RGB TTL interface TFT displays can get big: they start out at around 4.3" diagonal 480x272, and can get to 800x480, 800x600 or even 720x720. For displays that big, you need a lot of video RAM (800x480 at 24 bit color is just over 1MB), plenty of spare GPIO to dedicate, and a peripheral that will DMA the video RAM out to the display continuously. This is a setup familiar to people working with hefty microcontrollers or microcomputers, the sort of device that run cell phones, or your car's GPS navigation screen. But until now, nearly impossible to use on low cost microcontrollers.
The ESP32-S3 is the first low-cost microcontroller that has a built in peripheral that can drive TTL displays, and can come with enough PSRAM to buffer those large images. For example, on the Adafruit Qualia ESP32-S3 for TTL RGB-666 Displays, we use a S3 module with 16 MB of Flash and 8 MB of octal PSRAM. Using the built in RGB display peripheral you can display graphics, images, animations or even video (cinepak, natch!) with near-instantaneous updates since the whole screen gets updated every ~30FPS.

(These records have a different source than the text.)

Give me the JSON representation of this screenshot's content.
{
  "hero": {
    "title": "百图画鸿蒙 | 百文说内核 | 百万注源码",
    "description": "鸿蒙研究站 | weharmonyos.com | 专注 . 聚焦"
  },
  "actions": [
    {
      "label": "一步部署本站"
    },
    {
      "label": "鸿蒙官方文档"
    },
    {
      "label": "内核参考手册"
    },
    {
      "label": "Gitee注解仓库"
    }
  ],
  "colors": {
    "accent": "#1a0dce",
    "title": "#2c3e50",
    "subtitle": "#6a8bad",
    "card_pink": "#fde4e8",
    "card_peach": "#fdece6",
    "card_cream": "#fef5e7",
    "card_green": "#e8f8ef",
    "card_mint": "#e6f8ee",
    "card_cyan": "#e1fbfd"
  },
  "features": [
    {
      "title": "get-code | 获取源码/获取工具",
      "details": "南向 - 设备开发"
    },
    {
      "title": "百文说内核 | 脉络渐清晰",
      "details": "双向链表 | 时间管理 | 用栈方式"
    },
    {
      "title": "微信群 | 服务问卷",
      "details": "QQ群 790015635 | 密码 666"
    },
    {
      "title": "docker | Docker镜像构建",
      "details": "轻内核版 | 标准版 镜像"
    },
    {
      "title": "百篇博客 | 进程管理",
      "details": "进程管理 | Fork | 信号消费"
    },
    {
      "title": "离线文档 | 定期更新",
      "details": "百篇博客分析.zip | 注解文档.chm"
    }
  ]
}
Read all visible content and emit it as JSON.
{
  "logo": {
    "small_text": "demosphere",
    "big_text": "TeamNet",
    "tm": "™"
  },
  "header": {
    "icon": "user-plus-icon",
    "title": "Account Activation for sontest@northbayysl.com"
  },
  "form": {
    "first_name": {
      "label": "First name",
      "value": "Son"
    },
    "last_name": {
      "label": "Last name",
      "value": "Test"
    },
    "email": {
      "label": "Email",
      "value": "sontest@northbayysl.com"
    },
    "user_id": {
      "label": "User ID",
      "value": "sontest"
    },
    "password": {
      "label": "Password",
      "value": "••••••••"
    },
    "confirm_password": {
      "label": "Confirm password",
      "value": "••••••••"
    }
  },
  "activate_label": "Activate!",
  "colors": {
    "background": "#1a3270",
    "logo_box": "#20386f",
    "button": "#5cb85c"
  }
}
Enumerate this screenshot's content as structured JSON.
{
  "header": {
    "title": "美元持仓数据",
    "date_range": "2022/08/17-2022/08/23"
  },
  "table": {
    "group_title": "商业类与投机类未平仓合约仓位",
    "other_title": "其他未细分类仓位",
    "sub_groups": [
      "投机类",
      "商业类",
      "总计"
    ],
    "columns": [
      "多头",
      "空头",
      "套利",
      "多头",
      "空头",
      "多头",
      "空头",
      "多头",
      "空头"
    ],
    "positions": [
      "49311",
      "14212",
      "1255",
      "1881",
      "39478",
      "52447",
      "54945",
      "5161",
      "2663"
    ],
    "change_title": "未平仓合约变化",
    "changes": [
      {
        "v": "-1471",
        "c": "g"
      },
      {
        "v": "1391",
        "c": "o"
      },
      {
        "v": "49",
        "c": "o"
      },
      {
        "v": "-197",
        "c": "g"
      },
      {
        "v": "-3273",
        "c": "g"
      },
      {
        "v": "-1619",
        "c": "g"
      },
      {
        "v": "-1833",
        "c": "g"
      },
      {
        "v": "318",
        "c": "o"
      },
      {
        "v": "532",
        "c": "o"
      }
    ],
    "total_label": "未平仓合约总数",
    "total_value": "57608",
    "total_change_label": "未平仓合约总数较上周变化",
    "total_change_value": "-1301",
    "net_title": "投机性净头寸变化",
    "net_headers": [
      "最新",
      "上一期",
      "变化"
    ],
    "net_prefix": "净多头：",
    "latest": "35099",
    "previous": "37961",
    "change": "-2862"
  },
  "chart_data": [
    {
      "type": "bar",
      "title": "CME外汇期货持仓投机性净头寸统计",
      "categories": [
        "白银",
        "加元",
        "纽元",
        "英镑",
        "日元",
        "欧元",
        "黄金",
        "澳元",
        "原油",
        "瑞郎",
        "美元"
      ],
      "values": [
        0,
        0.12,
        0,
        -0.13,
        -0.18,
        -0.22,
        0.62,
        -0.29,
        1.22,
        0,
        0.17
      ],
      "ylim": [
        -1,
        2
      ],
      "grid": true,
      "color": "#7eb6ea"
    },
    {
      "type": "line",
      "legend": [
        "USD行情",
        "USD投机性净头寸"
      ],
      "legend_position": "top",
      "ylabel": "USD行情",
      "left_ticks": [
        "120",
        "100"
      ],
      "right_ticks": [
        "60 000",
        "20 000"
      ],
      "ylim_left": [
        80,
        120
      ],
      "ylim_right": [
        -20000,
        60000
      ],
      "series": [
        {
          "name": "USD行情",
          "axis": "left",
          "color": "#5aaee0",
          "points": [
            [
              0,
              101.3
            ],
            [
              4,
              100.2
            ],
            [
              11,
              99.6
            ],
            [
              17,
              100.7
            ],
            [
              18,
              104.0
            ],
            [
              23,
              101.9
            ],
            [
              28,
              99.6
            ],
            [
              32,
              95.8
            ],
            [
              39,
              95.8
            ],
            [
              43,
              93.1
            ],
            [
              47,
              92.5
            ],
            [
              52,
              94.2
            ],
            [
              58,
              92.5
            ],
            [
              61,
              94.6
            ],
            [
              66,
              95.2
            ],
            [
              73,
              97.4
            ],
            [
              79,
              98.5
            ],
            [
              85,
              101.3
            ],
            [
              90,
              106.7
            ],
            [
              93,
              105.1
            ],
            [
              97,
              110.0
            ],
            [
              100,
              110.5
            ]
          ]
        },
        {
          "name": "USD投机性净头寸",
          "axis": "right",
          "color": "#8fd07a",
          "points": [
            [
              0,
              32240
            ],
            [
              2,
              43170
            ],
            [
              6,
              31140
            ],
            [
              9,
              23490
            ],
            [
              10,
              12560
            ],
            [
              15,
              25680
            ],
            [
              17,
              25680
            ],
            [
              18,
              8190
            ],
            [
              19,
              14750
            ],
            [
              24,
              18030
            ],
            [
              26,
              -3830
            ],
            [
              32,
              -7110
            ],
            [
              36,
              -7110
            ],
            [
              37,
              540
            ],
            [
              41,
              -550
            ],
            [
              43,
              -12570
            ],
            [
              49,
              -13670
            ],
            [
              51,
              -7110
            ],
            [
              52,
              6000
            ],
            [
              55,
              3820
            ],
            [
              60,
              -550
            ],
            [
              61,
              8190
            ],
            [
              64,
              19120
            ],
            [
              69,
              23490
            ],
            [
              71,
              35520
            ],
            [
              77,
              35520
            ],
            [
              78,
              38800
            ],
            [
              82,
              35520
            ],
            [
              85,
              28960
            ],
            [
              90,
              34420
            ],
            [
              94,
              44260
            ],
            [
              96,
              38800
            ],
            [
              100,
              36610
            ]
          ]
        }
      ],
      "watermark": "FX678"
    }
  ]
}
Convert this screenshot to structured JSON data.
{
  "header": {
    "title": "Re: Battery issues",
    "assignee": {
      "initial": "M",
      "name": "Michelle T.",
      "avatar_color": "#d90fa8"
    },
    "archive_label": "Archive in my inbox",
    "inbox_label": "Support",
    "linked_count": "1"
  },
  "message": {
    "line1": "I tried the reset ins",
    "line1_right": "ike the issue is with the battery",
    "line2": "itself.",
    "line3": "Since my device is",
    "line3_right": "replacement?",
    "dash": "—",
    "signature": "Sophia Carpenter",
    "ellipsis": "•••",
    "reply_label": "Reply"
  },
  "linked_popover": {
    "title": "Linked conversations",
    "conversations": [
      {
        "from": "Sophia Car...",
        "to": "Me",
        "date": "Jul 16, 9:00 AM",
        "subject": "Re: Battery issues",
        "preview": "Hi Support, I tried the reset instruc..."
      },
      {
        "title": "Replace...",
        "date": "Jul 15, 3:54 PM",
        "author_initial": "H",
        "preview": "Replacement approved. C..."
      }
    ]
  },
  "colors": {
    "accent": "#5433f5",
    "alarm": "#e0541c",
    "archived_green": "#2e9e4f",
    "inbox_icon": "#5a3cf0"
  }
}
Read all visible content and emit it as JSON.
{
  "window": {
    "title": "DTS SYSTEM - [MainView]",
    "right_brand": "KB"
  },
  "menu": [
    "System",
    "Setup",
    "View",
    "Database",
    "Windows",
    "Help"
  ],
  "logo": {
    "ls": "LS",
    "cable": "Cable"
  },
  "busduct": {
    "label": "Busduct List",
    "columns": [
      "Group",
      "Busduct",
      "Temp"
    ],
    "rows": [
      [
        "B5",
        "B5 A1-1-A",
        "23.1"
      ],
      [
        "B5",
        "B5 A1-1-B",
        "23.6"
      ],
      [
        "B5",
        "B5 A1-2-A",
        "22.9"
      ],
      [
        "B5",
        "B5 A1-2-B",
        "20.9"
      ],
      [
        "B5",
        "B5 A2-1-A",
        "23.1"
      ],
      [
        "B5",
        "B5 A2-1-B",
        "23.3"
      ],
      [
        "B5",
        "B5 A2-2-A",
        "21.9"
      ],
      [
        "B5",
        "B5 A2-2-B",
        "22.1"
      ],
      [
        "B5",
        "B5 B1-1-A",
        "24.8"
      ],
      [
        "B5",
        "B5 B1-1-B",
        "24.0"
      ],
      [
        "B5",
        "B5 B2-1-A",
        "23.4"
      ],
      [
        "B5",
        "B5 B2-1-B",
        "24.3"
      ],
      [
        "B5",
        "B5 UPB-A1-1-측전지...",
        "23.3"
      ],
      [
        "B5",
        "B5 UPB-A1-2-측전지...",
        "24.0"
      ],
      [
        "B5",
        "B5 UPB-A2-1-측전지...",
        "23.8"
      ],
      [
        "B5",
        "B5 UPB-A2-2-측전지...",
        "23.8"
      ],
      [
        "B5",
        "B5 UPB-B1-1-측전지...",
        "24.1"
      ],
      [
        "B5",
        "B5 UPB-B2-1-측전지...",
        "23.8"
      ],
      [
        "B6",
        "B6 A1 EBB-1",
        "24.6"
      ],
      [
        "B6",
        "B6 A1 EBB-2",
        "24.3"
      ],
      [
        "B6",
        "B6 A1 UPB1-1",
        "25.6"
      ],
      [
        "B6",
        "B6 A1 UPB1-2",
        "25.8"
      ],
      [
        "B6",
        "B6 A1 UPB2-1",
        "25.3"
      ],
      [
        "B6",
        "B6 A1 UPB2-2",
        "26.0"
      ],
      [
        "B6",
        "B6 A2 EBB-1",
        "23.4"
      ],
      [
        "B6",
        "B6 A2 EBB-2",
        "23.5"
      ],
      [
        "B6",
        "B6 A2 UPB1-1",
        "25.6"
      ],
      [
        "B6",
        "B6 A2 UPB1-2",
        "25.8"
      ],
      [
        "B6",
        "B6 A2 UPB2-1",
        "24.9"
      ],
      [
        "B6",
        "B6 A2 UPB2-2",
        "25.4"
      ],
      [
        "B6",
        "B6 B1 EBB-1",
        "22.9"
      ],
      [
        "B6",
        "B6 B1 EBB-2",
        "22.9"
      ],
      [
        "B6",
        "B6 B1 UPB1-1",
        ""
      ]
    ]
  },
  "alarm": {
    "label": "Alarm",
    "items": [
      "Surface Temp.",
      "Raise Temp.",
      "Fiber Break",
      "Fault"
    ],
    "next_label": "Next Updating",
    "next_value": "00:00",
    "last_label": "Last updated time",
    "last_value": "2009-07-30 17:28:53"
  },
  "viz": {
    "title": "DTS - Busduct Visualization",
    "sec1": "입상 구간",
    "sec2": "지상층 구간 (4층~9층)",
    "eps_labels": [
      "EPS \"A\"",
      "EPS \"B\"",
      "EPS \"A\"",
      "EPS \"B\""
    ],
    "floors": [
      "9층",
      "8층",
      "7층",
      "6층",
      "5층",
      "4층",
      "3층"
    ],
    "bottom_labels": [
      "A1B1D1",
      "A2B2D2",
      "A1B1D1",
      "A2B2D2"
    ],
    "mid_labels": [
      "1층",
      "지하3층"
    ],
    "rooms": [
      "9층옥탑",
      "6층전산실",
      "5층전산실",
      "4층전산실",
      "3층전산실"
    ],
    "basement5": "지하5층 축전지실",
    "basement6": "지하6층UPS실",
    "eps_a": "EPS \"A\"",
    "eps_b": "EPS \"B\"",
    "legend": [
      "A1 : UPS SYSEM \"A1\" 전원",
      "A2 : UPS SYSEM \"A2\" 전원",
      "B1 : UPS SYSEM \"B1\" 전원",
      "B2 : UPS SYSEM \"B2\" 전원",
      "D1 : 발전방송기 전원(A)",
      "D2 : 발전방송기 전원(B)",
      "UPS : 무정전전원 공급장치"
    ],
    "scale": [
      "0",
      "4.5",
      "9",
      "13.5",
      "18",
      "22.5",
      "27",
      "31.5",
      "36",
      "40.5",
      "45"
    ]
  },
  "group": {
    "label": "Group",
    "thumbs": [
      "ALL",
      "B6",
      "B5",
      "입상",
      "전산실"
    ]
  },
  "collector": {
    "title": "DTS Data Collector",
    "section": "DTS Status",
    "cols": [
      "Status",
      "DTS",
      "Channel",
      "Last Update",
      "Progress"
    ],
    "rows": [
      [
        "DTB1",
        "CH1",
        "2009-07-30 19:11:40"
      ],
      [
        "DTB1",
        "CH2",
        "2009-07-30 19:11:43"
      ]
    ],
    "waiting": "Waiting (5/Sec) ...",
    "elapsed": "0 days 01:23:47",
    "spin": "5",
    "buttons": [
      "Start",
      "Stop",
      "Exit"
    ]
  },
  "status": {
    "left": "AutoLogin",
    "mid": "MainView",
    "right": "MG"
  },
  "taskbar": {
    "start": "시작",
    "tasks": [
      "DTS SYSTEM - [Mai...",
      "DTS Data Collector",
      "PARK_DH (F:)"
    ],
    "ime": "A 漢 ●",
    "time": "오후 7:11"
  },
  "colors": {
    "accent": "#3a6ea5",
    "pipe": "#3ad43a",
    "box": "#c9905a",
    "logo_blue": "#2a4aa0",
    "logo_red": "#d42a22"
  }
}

This dev board is designed to make it easy for you to explore displays that use the "secondary standard' 40-pin RGB-666 connector. This pin order is most commonly seen on square, round and bar displays. You'll want to compare the display you're using to this datasheet, if it matches you'll probably be good! One nice thing about this connector ordering is that it also includes pins for capacitive touch overlay, and we wire those up to the ESP32-S3's I2C port so you can also have touch control with your display.
Don't forget! This is just the development board, a display is not included. Use any RGB-666 pinout display with or without a touch overlay. Note that you will need to program in the driver initialization code, dimensions, and pulse widths in your programming language. Here are some known-working displays that you can use in Arduino or CircuitPython:
On the Qualia board we have the S3 modules, with 16 pins connected to the TFT for 5-6-5 RGB color, plus HSync, VSync, Data Enable and Pixel Clock. There's a constant current backlight control circuit using the TPS61169 which can get up to 30V forward voltage and can be configured for 25mA-200mA in 25mA increments (default is 25mA). Power and programming is provided over a USB C connector, wired to the S3's native USB port. For debugging, the hardware UART TX pin is available as well.
Since almost every GPIO is used, and almost all RGB-666 displays need to be initialized over SPI, we put a PCA9554 I/O expander on the shared I2C bus. Arduino or CircuitPython can be instructed on how to use the expander to reset and init the display you have if necessary. The remaining expander pins are connected to two right-angle buttons, and the display backlight.